From the *Pneumologia, Ospedale San Paolo, Dipartimento di Scienze della Salute, Università degli Studi di Milano, Milan, Italy; †Department of Experimental Medicine, University of Milano-Bicocca, Italy; ‡Centro Cardiologico Monzino IRCCS, Milano, Italy; §Centro Cardiologico Monzino IRCCS, Dipartimento di Scienze Cliniche e di Comunità, Sezione cardiovascolare, Università di Milano, Milan, Italy; ∥Division of Pulmonary and Critical Care and Medicine, Department of Medicine, University of Washington, Seattle, Washington; and ¶Anesthesia and Intensive Care, Ospedale Niguarda Ca' Granda, Milano, Italy.
Anesth Analg. 2015 Feb;120(2):373-80. doi: 10.1213/ANE.0000000000000496.
An increased alveolar-arterial oxygen tension difference is frequent in anesthetized patients. In this study, we evaluated the effect on the lung of anesthesia, muscle paralysis, and a brief course of mechanical ventilation.
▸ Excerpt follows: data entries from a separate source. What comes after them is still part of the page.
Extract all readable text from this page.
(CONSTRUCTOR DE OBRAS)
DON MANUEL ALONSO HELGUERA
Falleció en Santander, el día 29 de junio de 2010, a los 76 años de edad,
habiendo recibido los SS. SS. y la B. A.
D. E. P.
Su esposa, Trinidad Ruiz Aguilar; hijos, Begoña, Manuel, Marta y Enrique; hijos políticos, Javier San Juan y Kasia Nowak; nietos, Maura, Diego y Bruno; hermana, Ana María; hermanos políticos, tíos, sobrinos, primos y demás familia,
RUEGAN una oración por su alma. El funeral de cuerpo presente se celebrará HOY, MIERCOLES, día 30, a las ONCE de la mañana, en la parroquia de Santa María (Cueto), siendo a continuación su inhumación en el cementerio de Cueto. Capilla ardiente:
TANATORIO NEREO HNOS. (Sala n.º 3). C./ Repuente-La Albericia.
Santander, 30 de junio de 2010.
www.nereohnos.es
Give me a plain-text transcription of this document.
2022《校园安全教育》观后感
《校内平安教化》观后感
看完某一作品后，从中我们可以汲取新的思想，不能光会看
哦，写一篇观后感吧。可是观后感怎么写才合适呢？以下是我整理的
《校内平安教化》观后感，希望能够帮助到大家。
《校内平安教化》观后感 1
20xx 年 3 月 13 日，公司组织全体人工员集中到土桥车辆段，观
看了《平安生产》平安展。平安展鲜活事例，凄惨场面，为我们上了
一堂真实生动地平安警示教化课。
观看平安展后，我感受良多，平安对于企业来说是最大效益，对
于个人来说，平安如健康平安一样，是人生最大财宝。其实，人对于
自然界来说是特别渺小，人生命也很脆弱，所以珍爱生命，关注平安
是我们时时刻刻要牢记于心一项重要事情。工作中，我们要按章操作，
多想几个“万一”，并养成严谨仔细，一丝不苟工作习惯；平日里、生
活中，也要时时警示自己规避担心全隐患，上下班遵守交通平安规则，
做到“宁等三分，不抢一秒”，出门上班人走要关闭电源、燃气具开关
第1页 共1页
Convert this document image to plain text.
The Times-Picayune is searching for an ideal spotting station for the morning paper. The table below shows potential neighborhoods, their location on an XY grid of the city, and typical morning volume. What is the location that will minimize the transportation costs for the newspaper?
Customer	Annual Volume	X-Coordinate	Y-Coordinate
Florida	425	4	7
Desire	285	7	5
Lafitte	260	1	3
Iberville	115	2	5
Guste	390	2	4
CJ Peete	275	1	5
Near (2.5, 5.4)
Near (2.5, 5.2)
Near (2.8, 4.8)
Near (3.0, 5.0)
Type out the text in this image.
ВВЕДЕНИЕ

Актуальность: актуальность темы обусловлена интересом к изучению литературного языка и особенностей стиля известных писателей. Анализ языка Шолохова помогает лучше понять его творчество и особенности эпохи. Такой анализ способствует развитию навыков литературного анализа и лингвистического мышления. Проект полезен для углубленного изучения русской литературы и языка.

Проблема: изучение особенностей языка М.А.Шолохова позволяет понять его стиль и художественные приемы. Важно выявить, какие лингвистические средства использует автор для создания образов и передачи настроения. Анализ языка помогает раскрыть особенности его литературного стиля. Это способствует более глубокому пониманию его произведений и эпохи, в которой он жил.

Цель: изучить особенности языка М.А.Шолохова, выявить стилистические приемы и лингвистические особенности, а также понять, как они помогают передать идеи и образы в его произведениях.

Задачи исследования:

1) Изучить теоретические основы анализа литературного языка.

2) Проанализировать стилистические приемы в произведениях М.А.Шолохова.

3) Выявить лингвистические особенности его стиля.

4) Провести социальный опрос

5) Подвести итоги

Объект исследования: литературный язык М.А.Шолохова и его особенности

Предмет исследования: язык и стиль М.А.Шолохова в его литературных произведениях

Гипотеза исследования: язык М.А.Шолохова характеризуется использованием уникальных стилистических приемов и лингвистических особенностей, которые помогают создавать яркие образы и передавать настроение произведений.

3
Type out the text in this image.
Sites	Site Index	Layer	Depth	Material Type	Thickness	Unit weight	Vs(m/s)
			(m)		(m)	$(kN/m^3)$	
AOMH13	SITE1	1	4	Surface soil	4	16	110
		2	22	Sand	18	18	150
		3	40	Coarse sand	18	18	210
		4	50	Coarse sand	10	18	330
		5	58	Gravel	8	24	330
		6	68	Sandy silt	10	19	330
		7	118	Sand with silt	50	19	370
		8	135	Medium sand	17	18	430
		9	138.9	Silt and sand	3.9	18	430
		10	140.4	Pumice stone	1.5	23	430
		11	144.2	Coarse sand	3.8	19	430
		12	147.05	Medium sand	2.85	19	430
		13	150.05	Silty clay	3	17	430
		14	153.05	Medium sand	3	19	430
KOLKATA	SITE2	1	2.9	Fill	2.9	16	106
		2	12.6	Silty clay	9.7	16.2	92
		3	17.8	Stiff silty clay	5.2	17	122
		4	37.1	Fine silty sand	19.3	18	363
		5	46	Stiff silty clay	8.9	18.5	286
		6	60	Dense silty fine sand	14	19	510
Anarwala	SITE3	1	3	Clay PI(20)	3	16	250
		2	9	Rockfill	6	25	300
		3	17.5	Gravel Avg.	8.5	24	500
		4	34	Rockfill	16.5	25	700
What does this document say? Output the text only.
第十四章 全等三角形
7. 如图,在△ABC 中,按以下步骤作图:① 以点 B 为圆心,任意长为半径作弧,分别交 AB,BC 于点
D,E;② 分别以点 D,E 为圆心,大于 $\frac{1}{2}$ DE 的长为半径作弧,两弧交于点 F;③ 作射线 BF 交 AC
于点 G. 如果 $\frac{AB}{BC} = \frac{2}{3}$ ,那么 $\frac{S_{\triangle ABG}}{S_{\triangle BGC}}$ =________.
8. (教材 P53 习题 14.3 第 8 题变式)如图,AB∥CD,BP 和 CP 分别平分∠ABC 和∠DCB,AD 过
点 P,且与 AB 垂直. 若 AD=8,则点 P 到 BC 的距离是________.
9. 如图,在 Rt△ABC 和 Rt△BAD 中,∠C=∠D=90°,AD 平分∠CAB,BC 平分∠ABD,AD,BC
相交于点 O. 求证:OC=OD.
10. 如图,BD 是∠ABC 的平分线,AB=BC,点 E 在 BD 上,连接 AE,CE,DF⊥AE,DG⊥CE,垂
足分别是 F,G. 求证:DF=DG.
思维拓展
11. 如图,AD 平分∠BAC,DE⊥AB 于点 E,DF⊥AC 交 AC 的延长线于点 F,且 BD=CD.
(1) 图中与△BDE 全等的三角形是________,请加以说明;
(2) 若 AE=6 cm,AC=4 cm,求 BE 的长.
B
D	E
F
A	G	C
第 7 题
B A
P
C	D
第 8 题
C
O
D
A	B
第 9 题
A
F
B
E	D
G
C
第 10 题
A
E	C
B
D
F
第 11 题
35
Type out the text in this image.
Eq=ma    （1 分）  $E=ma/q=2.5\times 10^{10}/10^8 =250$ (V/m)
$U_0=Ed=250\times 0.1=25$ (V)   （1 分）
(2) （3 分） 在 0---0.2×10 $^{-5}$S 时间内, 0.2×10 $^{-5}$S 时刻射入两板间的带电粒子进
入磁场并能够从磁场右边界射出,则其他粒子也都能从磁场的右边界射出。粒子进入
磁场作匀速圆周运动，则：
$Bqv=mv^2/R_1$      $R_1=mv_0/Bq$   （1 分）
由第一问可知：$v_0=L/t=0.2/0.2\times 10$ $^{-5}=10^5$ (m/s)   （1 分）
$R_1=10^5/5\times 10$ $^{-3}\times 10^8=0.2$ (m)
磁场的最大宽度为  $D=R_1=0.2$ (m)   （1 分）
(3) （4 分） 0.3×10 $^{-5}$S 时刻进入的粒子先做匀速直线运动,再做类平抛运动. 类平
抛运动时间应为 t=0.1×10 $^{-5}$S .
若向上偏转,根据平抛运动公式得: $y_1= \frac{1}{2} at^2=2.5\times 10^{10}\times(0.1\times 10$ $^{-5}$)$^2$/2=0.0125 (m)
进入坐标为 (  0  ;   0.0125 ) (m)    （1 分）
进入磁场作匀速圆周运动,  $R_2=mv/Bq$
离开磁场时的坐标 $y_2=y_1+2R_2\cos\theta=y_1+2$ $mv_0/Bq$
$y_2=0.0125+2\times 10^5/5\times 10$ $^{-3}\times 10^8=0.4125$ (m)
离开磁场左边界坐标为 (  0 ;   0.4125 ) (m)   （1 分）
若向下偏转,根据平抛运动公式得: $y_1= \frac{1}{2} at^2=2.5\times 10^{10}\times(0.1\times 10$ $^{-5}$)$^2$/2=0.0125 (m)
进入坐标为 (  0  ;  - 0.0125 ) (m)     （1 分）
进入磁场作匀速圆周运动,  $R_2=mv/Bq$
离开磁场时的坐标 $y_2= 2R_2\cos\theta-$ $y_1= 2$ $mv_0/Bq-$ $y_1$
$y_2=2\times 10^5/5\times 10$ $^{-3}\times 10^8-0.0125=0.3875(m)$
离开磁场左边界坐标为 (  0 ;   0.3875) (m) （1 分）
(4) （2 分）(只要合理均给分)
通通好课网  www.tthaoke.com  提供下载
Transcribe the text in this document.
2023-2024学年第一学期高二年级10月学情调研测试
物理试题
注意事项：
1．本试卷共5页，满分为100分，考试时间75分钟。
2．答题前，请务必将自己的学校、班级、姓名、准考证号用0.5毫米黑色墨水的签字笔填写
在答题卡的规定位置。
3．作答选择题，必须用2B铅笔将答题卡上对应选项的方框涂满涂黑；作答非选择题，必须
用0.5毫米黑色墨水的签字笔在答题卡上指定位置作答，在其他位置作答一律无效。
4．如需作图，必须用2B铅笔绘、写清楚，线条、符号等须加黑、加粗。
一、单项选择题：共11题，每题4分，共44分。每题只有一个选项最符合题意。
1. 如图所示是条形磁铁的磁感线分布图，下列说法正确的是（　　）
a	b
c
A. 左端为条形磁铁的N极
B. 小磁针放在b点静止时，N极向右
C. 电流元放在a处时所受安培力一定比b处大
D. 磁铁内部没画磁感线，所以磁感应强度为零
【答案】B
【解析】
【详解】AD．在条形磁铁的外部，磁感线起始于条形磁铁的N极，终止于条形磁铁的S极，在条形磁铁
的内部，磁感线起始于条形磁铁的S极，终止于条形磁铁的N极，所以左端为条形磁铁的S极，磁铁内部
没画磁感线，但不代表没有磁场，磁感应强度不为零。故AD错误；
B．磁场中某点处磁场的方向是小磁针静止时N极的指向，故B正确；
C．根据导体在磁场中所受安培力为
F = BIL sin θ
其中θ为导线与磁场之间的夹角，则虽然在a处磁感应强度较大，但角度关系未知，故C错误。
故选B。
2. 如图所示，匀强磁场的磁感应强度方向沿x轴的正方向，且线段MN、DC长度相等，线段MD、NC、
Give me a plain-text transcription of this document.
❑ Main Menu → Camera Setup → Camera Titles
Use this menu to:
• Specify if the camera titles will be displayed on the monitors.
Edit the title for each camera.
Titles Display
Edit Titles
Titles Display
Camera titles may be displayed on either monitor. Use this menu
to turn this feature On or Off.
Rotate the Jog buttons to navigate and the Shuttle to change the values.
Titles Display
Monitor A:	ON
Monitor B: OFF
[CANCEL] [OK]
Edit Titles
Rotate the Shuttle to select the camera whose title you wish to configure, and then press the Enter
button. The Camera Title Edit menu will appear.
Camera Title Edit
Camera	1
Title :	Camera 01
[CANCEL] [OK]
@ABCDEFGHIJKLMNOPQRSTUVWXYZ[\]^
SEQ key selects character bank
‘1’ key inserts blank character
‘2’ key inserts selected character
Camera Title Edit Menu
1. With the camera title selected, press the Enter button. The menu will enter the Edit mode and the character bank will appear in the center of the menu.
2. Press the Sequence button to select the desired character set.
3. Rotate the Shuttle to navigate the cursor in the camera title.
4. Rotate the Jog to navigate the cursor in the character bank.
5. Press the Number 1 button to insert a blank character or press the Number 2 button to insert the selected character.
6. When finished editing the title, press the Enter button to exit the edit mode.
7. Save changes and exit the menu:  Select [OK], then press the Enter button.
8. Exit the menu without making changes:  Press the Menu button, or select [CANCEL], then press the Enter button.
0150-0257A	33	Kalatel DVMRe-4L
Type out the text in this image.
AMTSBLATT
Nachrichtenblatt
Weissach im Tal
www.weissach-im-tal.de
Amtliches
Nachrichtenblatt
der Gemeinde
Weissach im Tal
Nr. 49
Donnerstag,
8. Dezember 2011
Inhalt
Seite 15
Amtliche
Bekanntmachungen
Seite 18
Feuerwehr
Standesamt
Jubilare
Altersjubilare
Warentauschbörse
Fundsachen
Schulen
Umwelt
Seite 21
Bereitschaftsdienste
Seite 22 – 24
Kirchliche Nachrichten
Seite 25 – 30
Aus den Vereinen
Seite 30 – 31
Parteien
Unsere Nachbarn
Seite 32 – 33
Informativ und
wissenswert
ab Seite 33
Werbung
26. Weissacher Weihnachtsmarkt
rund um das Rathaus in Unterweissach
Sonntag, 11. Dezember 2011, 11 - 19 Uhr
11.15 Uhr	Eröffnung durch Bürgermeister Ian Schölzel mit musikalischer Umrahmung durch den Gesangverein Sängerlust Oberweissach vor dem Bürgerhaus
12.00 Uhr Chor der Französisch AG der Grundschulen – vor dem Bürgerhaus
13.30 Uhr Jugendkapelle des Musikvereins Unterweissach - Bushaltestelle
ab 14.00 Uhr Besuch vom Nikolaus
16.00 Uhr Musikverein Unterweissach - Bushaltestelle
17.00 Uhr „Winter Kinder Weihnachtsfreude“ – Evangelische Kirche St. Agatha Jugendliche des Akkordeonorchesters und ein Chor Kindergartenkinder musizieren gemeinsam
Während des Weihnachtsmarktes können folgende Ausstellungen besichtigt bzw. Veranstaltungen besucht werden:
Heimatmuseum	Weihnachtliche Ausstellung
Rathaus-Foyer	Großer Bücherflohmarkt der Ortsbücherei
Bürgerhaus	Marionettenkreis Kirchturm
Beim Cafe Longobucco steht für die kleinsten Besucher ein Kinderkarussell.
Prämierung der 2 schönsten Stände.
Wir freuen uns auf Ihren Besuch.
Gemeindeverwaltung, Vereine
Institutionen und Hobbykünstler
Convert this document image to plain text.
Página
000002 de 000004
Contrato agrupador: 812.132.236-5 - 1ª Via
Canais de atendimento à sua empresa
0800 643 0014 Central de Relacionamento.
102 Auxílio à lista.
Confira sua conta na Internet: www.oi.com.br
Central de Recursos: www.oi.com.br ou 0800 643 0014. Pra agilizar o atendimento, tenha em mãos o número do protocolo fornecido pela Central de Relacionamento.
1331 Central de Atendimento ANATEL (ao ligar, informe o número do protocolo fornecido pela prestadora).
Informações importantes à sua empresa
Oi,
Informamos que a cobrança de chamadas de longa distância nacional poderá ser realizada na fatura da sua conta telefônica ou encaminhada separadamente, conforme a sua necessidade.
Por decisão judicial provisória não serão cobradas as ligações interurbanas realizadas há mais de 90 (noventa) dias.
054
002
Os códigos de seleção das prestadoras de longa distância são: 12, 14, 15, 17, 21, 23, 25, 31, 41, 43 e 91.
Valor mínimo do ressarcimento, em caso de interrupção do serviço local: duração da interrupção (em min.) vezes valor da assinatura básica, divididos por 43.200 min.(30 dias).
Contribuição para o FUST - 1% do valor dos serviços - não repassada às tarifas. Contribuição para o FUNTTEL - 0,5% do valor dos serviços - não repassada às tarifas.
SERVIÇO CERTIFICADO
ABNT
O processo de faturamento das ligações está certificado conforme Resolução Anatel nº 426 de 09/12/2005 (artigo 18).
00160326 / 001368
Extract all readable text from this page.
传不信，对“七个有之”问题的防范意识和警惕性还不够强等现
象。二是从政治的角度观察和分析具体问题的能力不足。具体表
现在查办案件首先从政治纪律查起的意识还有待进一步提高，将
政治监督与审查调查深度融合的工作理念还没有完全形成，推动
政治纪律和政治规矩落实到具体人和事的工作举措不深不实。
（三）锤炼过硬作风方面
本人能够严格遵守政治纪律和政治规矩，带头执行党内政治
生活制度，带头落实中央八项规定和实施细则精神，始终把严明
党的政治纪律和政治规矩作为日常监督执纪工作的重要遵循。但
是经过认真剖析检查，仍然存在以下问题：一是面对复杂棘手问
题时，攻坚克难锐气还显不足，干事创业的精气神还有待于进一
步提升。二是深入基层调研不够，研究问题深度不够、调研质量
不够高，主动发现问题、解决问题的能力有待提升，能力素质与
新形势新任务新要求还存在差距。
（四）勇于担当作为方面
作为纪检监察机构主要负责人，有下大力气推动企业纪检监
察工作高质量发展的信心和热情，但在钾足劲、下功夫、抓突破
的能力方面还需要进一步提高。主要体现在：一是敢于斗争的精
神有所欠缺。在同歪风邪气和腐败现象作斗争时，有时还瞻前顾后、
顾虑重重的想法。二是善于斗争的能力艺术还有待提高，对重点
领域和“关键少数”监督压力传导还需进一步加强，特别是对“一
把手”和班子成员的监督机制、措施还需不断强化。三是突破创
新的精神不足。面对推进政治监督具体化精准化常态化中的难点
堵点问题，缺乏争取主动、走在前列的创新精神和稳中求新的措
Lung diffusion for carbon monoxide (DLCO), including pulmonary capillary blood volume (Vc) and conductance of the alveolar-capillary membrane (DM), and pulmonary surfactant protein type B (a marker of alveolar damage) were measured in 45 patients without pulmonary disease undergoing extrathoracic surgery.
Anesthesia, muscle paralysis, and mechanical ventilation led to impairment of gas exchange, with a reduction of DLCO values immediately after anesthetic induction due to a concomitant reduction of both DM and Vc. While changes in DM were due to the reduction of lung volume, changes in Vc were not limited to volume loss, since the Vc/alveolar volume ratio decreased significantly. Although DLCO and its components decreased immediately after induction, none of the values decreased further at 1 and 3 hours. Surfactant protein type B, however, was unchanged immediately after anesthesia but increased at 1 hour after induction and further increased after 3 hours of anesthesia. The level of alveolar damage correlated with the reduction of lung perfusion and lung dynamic strain (i.e., ratio between tidal volume and end-expiratory lung volume).
A brief course of anesthesia and controlled ventilation leads to: (1) alveolar damage, which is correlated with lung strain and perfusion, and (2) impaired gas exchange mainly due to volume loss but also to reduced aerated lung perfusion.
麻醉患者常有肺泡-动脉氧分压差增大。本研究旨在评估麻醉、肌肉麻痹和短暂机械通气对肺的影响。
对 45 例无肺部疾病的行胸外手术患者,检测其一氧化碳肺弥散功能(DLCO),包括肺毛细血管血容量(Vc)和肺泡毛细血管膜通透性(DM)以及肺表面活性蛋白 B(肺泡损伤标志物)。
麻醉、肌肉麻痹和机械通气导致气体交换受损,麻醉诱导后即刻 DLCO 值下降,主要是由于 DM 和 Vc 同时降低。DM 的变化是由于肺容积减少所致,而 Vc 的变化不仅限于容积丢失,因为 Vc/肺泡容积比值显著降低。虽然 DLCO 及其各成分在诱导后即刻下降,但在 1 和 3 小时时均无进一步下降。然而,表面活性蛋白 B 立即麻醉后不变,但在诱导后 1 小时增加,并在麻醉后 3 小时进一步增加。肺泡损伤程度与肺灌注和肺动态应变(即潮气量与呼气末肺容积之比)的减少相关。
短暂的麻醉和控制性通气可导致:(1)肺泡损伤,与肺应变和灌注相关;(2)气体交换受损主要是由于容量丢失,也与充气肺灌注减少有关。